Una manciata di cifre per tratteggiare il quadro securitario in Burkina Faso, paese al centro delle cronache internazionali per la sua volontà manifesta e manifestata di staccarsi dalla Francia e aprirsi a nuove alleanze, in particolare con la Russia. Ma a parte l’età record del capo di stato Ibrahim Traoré (36 anni) – il più giovane al mondo a poter vantare questo titolo – tra gli aspetti più rilevanti figura la lotta al terrorismo.
Il Burkina ha, di fatto, numeri da paese in guerra. Dal 2016 ad oggi, gli scontri con i gruppi affiliati ad al-Qaida e allo Stato Islamico hanno reclamato più di 16,000 vittime. Di cui, almeno 6,000 sono civili. Il numero di rifugiati interni è impressionante: 2 milioni di persone sono fuggite dalle proprie zone per cercare riparo in altre aree del paese. Tutto questo in una popolazione di 22 milioni di abitanti.
Nel maggio di quest’anno, il primo ministro burkinabé Apollinaire Joachimson Kyélem de Tambèla ha dichiarato che le forze statali controllano solo il 65% del territorio. Una stima più generosa di quella elaborata dall’agenzia umanitaria UNOCHA (l’Ufficio delle Nazioni Unite per il coordinamento degli affari umanitari), che nel novembre precedente aveva parlato di un controllo dello stato oscillante tra il 60 e il 40%.
Per far fronte a questa sfida esistenziale, il Burkina aveva proclamato lo stato di emergenza nel 1° gennaio 2019, sotto la presidenza dell’allora presidente civile Marc Roch Kaboré. Fu quest’ultimo a creare nel 2020 anche i Volontari di difesa per la patria (VDP), un’unità composta da volontari destinati a supportare l’operato dell’esercito.
Rimasti pressoché inoperativi per anni, i VDP hanno conosciuto un nuovo slancio sotto Traoré, che ne ha fatto il perno della sua strategia di sicurezza. Stando a fonti governative, 90mila volontari sono stati già arruolati, anche se solo qualche migliaia è già arrivato al fronte di battaglia.
Da punto di forza del sostegno popolare alla giunta militare, i VDP stanno diventando un accentratore di discordie per vari motivi. Si va dalle accuse di coscrizioni tra le loro fila di oppositori politici, a quelle ancora più deflagranti di responsabilità in vari eccidi di civili compiuti nel quadro della lotta al terrorismo. Secondo queste tesi, i VDP – in supporto all’esercito regolare – avrebbero condotto operazioni di rappresaglia contro i civili, ritenuti collaborazionisti con le forze terroristiche.
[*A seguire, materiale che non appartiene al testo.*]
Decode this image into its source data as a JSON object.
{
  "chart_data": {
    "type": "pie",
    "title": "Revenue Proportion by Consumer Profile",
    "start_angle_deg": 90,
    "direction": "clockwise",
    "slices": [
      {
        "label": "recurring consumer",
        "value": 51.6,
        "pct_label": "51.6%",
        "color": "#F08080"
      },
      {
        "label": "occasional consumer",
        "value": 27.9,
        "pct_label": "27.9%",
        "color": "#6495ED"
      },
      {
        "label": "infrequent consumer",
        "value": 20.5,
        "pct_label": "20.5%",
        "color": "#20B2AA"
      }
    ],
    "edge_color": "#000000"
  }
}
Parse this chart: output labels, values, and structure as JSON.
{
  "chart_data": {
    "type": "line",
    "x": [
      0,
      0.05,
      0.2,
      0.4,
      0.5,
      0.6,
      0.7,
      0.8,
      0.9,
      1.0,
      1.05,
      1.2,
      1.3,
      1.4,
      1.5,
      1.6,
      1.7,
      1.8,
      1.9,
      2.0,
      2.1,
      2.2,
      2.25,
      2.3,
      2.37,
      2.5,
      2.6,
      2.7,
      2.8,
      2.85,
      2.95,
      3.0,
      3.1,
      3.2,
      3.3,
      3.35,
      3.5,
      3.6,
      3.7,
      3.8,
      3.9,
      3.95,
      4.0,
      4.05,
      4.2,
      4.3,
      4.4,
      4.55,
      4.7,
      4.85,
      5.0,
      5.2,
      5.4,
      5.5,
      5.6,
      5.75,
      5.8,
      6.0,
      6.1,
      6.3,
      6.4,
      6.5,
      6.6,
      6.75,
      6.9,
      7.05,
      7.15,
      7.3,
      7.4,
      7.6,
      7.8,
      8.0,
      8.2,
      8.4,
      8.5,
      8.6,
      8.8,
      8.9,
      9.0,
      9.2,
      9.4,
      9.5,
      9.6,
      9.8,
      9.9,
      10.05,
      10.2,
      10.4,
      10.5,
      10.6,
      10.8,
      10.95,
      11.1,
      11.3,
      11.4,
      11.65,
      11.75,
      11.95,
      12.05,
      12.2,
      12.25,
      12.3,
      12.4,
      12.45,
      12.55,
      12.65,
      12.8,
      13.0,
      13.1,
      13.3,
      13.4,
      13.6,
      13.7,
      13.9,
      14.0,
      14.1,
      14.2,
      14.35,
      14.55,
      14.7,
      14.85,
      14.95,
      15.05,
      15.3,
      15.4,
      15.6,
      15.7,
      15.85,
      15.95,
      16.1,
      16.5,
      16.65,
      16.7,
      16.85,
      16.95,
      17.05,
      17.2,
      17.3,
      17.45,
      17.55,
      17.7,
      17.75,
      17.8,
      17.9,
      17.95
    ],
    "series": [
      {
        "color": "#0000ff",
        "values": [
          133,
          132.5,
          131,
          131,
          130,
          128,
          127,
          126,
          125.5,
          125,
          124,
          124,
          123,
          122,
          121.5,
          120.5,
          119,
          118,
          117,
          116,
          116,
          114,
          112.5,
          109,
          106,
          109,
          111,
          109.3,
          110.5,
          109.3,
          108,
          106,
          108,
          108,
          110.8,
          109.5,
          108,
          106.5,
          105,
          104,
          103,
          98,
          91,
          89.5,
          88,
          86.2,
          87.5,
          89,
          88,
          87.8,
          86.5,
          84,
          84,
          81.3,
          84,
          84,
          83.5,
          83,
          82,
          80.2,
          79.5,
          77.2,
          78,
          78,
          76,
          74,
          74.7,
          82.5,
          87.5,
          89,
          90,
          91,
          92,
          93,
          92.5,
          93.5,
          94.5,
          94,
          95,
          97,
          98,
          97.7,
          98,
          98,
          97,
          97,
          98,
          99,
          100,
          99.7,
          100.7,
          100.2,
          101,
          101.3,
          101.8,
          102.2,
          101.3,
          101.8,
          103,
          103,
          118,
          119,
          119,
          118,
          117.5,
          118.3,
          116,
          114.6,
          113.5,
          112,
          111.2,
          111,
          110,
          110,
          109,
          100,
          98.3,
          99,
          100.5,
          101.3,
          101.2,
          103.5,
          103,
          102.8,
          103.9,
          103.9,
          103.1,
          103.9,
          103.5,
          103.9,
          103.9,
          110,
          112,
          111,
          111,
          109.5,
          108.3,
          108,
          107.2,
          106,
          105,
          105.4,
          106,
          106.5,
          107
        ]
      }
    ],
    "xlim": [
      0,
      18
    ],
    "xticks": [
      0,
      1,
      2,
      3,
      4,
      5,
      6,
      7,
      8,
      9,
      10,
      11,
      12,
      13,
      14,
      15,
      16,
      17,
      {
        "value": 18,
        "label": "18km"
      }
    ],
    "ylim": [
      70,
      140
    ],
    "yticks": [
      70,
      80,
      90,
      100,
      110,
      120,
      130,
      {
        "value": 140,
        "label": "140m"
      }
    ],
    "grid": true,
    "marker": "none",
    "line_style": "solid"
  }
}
L’ultimo episodio in questo senso è avvenuto il 6 novembre, nel villaggio di Zaongo nel centro-nord. Le autorità statali hanno dichiarato ieri che il bilancio provvisorio è di 70 morti e che faranno luce sui fatti. Una posizione che al momento rassicura poco. La popolazione burkinabé attende ancora di conoscere i risultati dell’inchiesta delle autorità ufficiali su un massacro simile, avvenuto nel villaggio di Karma, nell’aprile di quest’anno. In quel caso si registrarono 147 vittime civili. VDP ed esercito sono stati accusati di essere i responsabili diretti dell’eccidio.
Il consenso popolare alla giunta militare di Traoré passa in gran parte dalla sua capacità di riconquistare il territorio e riportare la sicurezza nel paese. Una mossa preliminare per poi rilanciare un’economia che, come si può immaginare, versa in uno stato critico.